4) overwrite /tmp/tftpboot with the data from the previous tar file. You might have to edit /tmp/tftpboot/pxelinux.cfg/default to make sure the IP address is correct for your LTSP server. Also, I've added myconfig=scan to the boot parms so that every workstation will find and load a previously saved configuration if it exists. This is great for getting the printers all on the network. BTW, my thick clients have 4GB HDs with a swap partition and a ext2 partition for the saved config files.

5) you should now have a running LTSP from a HDD installed Knoppix/Debian system.

Now, Here is why I'm here:
I'm searching these threads because I currently have thick clients booting from one workstation( running LTSP as described above ) BUT I want to have my thick clients using kdm with yellowpages-like login validation from the LTSP system AND have the thick client NFS mount the users home directory from the LTSP system into the thick client filesystem. I'd also like to have user specific knoppix.sh files execute on the users login for managed user configuration.

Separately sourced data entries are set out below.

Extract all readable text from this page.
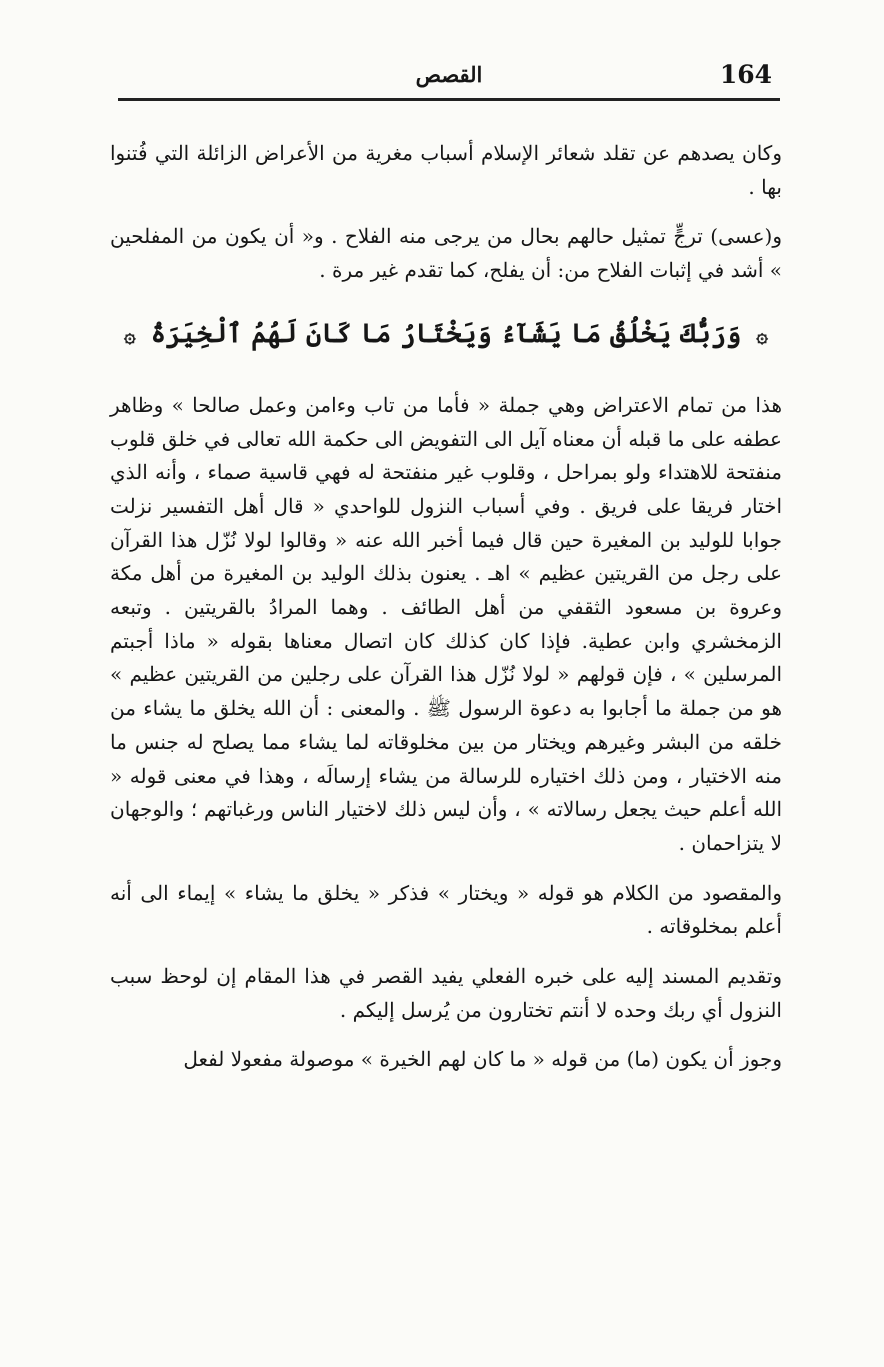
164
القصص

وكان يصدهم عن تقلد شعائر الإسلام أسباب مغرية من الأعراض الزائلة التي فُتنوا بها .

و(عسى) ترجٍّ تمثيل حالهم بحال من يرجى منه الفلاح . و« أن يكون من المفلحين » أشد في إثبات الفلاح من: أن يفلح، كما تقدم غير مرة .

۞ وَرَبُّكَ يَخْلُقُ مَا يَشَآءُ وَيَخْتَارُ مَا كَانَ لَهُمُ ٱلْخِيَرَةُ ۞

هذا من تمام الاعتراض وهي جملة « فأما من تاب وءامن وعمل صالحا » وظاهر عطفه على ما قبله أن معناه آيل الى التفويض الى حكمة الله تعالى في خلق قلوب منفتحة للاهتداء ولو بمراحل ، وقلوب غير منفتحة له فهي قاسية صماء ، وأنه الذي اختار فريقا على فريق . وفي أسباب النزول للواحدي « قال أهل التفسير نزلت جوابا للوليد بن المغيرة حين قال فيما أخبر الله عنه « وقالوا لولا نُزّل هذا القرآن على رجل من القريتين عظيم » اهـ . يعنون بذلك الوليد بن المغيرة من أهل مكة وعروة بن مسعود الثقفي من أهل الطائف . وهما المرادُ بالقريتين . وتبعه الزمخشري وابن عطية. فإذا كان كذلك كان اتصال معناها بقوله « ماذا أجبتم المرسلين » ، فإن قولهم « لولا نُزّل هذا القرآن على رجلين من القريتين عظيم » هو من جملة ما أجابوا به دعوة الرسول ﷺ . والمعنى : أن الله يخلق ما يشاء من خلقه من البشر وغيرهم ويختار من بين مخلوقاته لما يشاء مما يصلح له جنس ما منه الاختيار ، ومن ذلك اختياره للرسالة من يشاء إرسالَه ، وهذا في معنى قوله « الله أعلم حيث يجعل رسالاته » ، وأن ليس ذلك لاختيار الناس ورغباتهم ؛ والوجهان لا يتزاحمان .

والمقصود من الكلام هو قوله « ويختار » فذكر « يخلق ما يشاء » إيماء الى أنه أعلم بمخلوقاته .

وتقديم المسند إليه على خبره الفعلي يفيد القصر في هذا المقام إن لوحظ سبب النزول أي ربك وحده لا أنتم تختارون من يُرسل إليكم .

وجوز أن يكون (ما) من قوله « ما كان لهم الخيرة » موصولة مفعولا لفعل
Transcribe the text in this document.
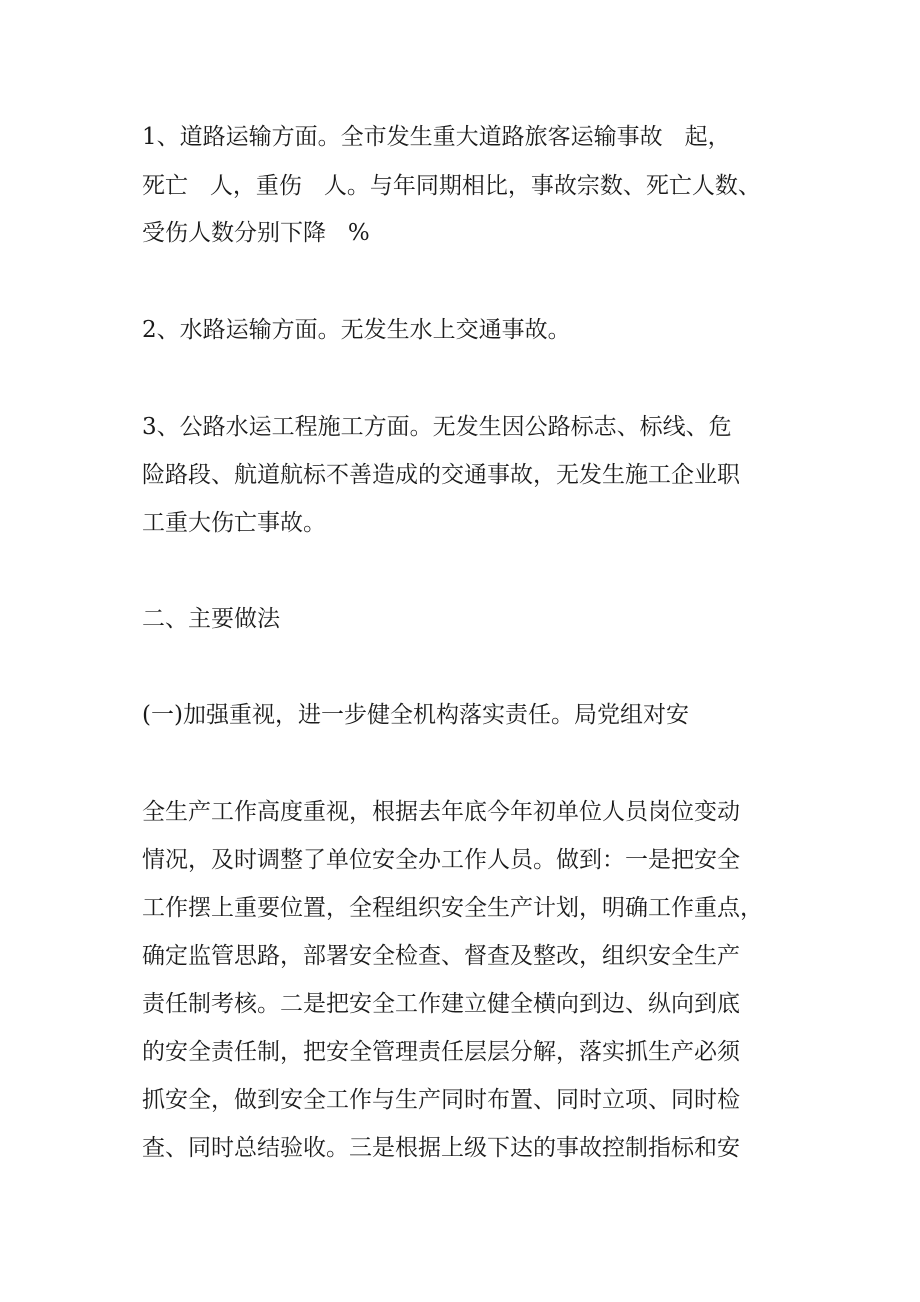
1、道路运输方面。全市发生重大道路旅客运输事故   起，
死亡   人，重伤   人。与年同期相比，事故宗数、死亡人数、
受伤人数分别下降   %
2、水路运输方面。无发生水上交通事故。
3、公路水运工程施工方面。无发生因公路标志、标线、危
险路段、航道航标不善造成的交通事故，无发生施工企业职
工重大伤亡事故。
二、主要做法
(一)加强重视，进一步健全机构落实责任。局党组对安
全生产工作高度重视，根据去年底今年初单位人员岗位变动
情况，及时调整了单位安全办工作人员。做到：一是把安全
工作摆上重要位置，全程组织安全生产计划，明确工作重点，
确定监管思路，部署安全检查、督查及整改，组织安全生产
责任制考核。二是把安全工作建立健全横向到边、纵向到底
的安全责任制，把安全管理责任层层分解，落实抓生产必须
抓安全，做到安全工作与生产同时布置、同时立项、同时检
查、同时总结验收。三是根据上级下达的事故控制指标和安
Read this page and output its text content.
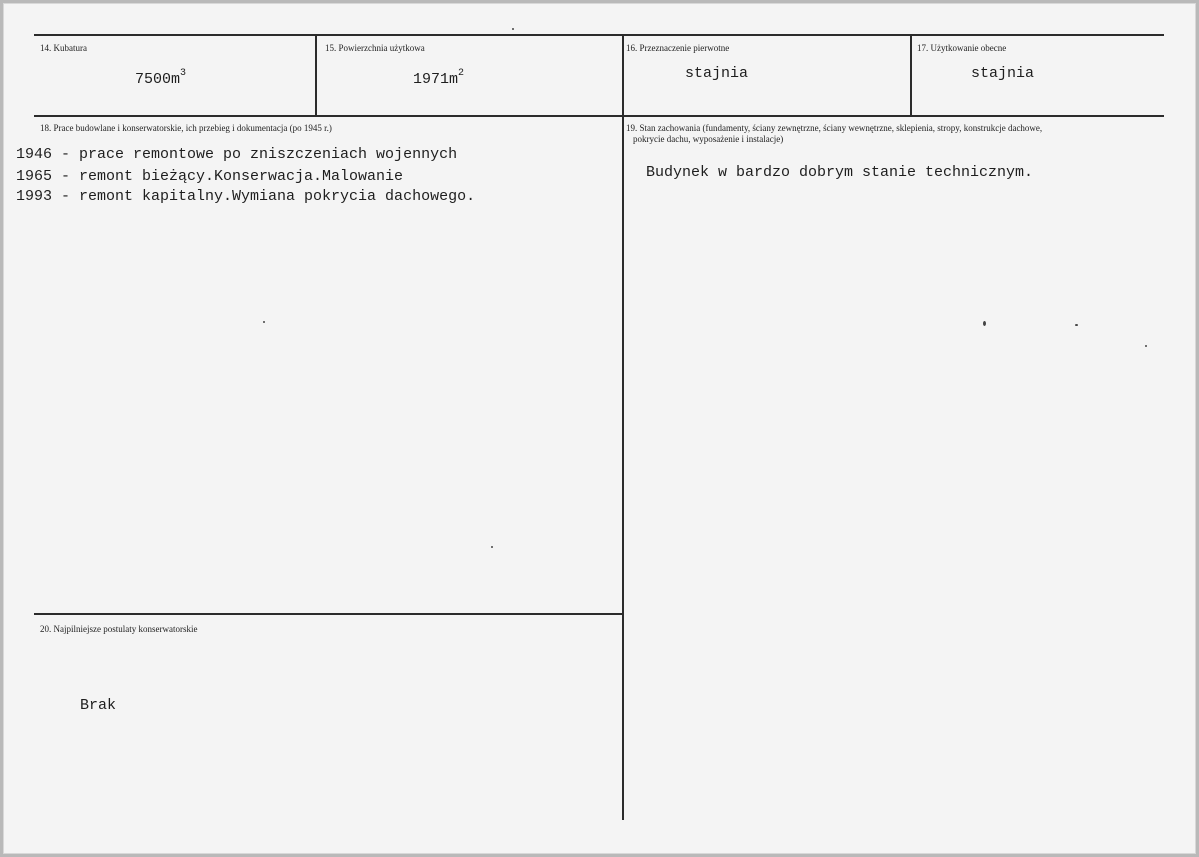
14. Kubatura
$7500m^3$
15. Powierzchnia użytkowa
$1971m^2$
16. Przeznaczenie pierwotne
stajnia
17. Użytkowanie obecne
stajnia
18. Prace budowlane i konserwatorskie, ich przebieg i dokumentacja (po 1945 r.)
1946 - prace remontowe po zniszczeniach wojennych
1965 - remont bieżący.Konserwacja.Malowanie
1993 - remont kapitalny.Wymiana pokrycia dachowego.
19. Stan zachowania (fundamenty, ściany zewnętrzne, ściany wewnętrzne, sklepienia, stropy, konstrukcje dachowe,
pokrycie dachu, wyposażenie i instalacje)
Budynek w bardzo dobrym stanie technicznym.
20. Najpilniejsze postulaty konserwatorskie
Brak
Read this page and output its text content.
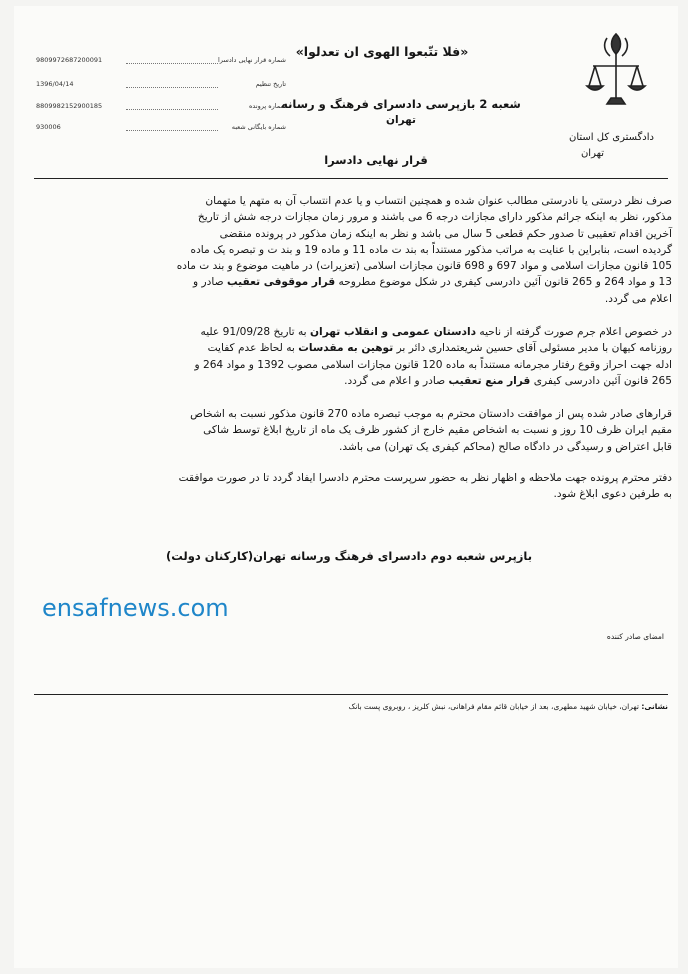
«فلا تتّبعوا الهوى ان تعدلوا»
شعبه 2 بازپرسی دادسرای فرهنگ و رسانه
تهران
دادگستری کل استان
تهران
قرار نهایی دادسرا
9809972687200091	شماره قرار نهایی دادسرا
1396/04/14	تاریخ تنظیم
8809982152900185	شماره پرونده
930006	شماره بایگانی شعبه
صرف نظر درستی یا نادرستی مطالب عنوان شده و همچنین انتساب و یا عدم انتساب آن به متهم یا متهمان
مذکور، نظر به اینکه جرائم مذکور دارای مجازات درجه 6 می باشند و مرور زمان مجازات درجه شش از تاریخ
آخرین اقدام تعقیبی تا صدور حکم قطعی 5 سال می باشد و نظر به اینکه زمان مذکور در پرونده منقضی
گردیده است، بنابراین با عنایت به مراتب مذکور مستنداً به بند ت ماده 11 و ماده 19 و بند ت و تبصره یک ماده
105 قانون مجازات اسلامی و مواد 697 و 698 قانون مجازات اسلامی (تعزیرات) در ماهیت موضوع و بند ت ماده
13 و مواد 264 و 265 قانون آئین دادرسی کیفری در شکل موضوع مطروحه قرار موقوفی تعقیب صادر و
اعلام می گردد.
در خصوص اعلام جرم صورت گرفته از ناحیه دادستان عمومی و انقلاب تهران به تاریخ 91/09/28 علیه
روزنامه کیهان با مدیر مسئولی آقای حسین شریعتمداری دائر بر توهین به مقدسات به لحاظ عدم کفایت
ادله جهت احراز وقوع رفتار مجرمانه مستنداً به ماده 120 قانون مجازات اسلامی مصوب 1392 و مواد 264 و
265 قانون آئین دادرسی کیفری قرار منع تعقیب صادر و اعلام می گردد.
قرارهای صادر شده پس از موافقت دادستان محترم به موجب تبصره ماده 270 قانون مذکور نسبت به اشخاص
مقیم ایران ظرف 10 روز و نسبت به اشخاص مقیم خارج از کشور ظرف یک ماه از تاریخ ابلاغ توسط شاکی
قابل اعتراض و رسیدگی در دادگاه صالح (محاکم کیفری یک تهران) می باشد.
دفتر محترم پرونده جهت ملاحظه و اظهار نظر به حضور سرپرست محترم دادسرا ایفاد گردد تا در صورت موافقت
به طرفین دعوی ابلاغ شود.
بازپرس شعبه دوم دادسرای فرهنگ ورسانه تهران(کارکنان دولت)
ensafnews.com
امضای صادر کننده
نشانی: تهران، خیابان شهید مطهری، بعد از خیابان قائم مقام فراهانی، نبش کلریز ، روبروی پست بانک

This is what I get doing it this way:
1) my users get full hardware access to the thick client, sound, peripherials, etc
2) my users get updated systems by just updating the KNOPPIX image on the LTSP server
3) my users get persistant user home directories
4) I get to manage my users home directories and runtime environment as I see fit.
5) I get to swap out hardware without worrying about pre-configuring much of anything.

This does require more hardware at the client but even old 500MHz celerons are good enough for this.